D’altronde pere e patate sembrano essere il solo nutrimento di un sacco di gente dell’ambiente. Per anni l’Espresso e Panorama hanno combattuto una guerra di copertine basata interamente su questi due vegetali. A volte con capriole notevoli: ci vuole del genio per riuscire a collegare a ogni argomento, da tangentopoli all’Aids, l’immagine di una signorina poco vestita. Un genio che alla stampa italiana non ha mai fatto difetto. Io ho smesso di comprare l’Espresso proprio per questo: la sola idea che qualcuno possa pensare di avermi attirato mediante l’esposizione di pere e patate mi fa tale e tanto orrore che preferisco evitare.

Naturalmente le colpe non stanno tutte da una parte; se le aziende si impuntassero, probabilmente i creativi pubblicitari sarebbero costretti a fare il loro lavoro per davvero, e farsi venire perfino un’idea nuova. Viceversa, evidentemente, le pere fanno vendere più automobili o più cellulari. E anche noi, in quanto consumatori, abbiamo la nostra parte di colpe. Non solo non abbiamo smesso di comprare prodotti che si pubblicizzano usando donne nude, ma anzi devo supporre che la pera abbia fatto il suo mestiere. E solo di rado ci siamo arrabbiati per il modo in cui i pubblicitari ci vedono, per la scarsa opinione che hanno di noi e per come ci trattano.

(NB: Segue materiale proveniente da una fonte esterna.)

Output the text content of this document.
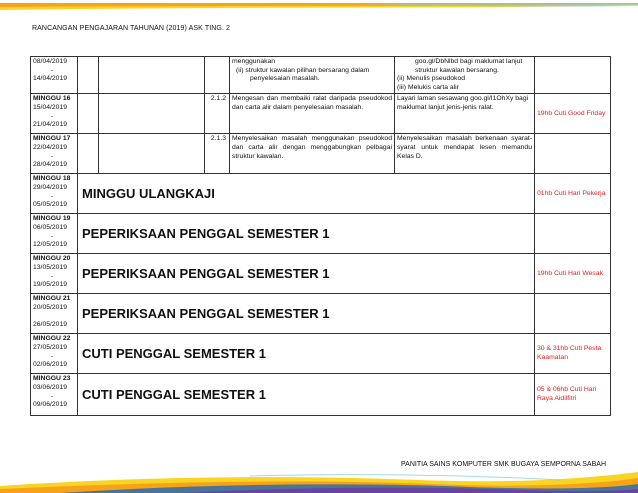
RANCANGAN PENGAJARAN TAHUNAN (2019) ASK TING. 2
08/04/2019
-
14/04/2019				menggunakan
(ii) struktur kawalan pilihan bersarang dalam
penyelesaian masalah.	goo.gl/DbNlbd bagi maklumat lanjut
struktur kawalan bersarang.
(ii) Menulis pseudokod
(iii) Melukis carta alir	

MINGGU 16
15/04/2019
-
21/04/2019			2.1.2	Mengesan dan membaiki ralat daripada pseudokod dan carta alir dalam penyelesaian masalah.	Layari laman sesawang goo.gl/I1OhXy bagi maklumat lanjut jenis-jenis ralat.	19hb Cuti Good Friday

MINGGU 17
22/04/2019
-
28/04/2019			2.1.3	Menyelesaikan masalah menggunakan pseudokod dan carta alir dengan menggabungkan pelbagai struktur kawalan.	Menyelesaikan masalah berkenaan syarat-syarat untuk mendapat lesen memandu Kelas D.	

MINGGU 18
29/04/2019
-
05/05/2019	MINGGU ULANGKAJI					01hb Cuti Hari Pekerja

MINGGU 19
06/05/2019
-
12/05/2019	PEPERIKSAAN PENGGAL SEMESTER 1					

MINGGU 20
13/05/2019
-
19/05/2019	PEPERIKSAAN PENGGAL SEMESTER 1					19hb Cuti Hari Wesak

MINGGU 21
20/05/2019
26/05/2019	PEPERIKSAAN PENGGAL SEMESTER 1					

MINGGU 22
27/05/2019
-
02/06/2019	CUTI PENGGAL SEMESTER 1					30 & 31hb Cuti Pesta Kaamatan

MINGGU 23
03/06/2019
-
09/06/2019	CUTI PENGGAL SEMESTER 1					05 & 06hb Cuti Hari Raya Aidilfitri
PANITIA SAINS KOMPUTER SMK BUGAYA SEMPORNA SABAH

Fattostà che ogni volta si supera un piccolo limite, e non posso non notarlo. Siamo passati dal classico “Beh, a chi è che non piace un bel corpo femminile?” (una frase zozza, spregevole e falsa, magari sensata nel caso della Venere di Milo ma certamente non in quello di Pamela Prati in calze a rete) a questa nuova e poderosa porcheria: “Un uomo non vede altro”. Una frase inaccettabile, che grida vendetta: in che senso non vedo altro? Ma sarai tu a non vedere altro. Come ti viene in mente di insinuare una cosa del genere? Io vedo un mucchio di altre cose oltre pere e patate. Vedo pubblicità che presuppongono idee spregevoli, e perpetrano luoghi comuni offensivi per la popolazione. Vedo affissioni che suggeriscono l’idea che di una donna tutto quello che conta sono pere e patata – quindi forse non serve che si laurei, che impari la fisica o cerchi un lavoro migliore. Vedo “creativi” che pensano col culo, o magari col pacco, ma quasi mai con la testa. Non ce n’è: l’unico pubblicitario buono è il pubblicitario morto: impanato alla boscaiola, con contorno di pere e patate.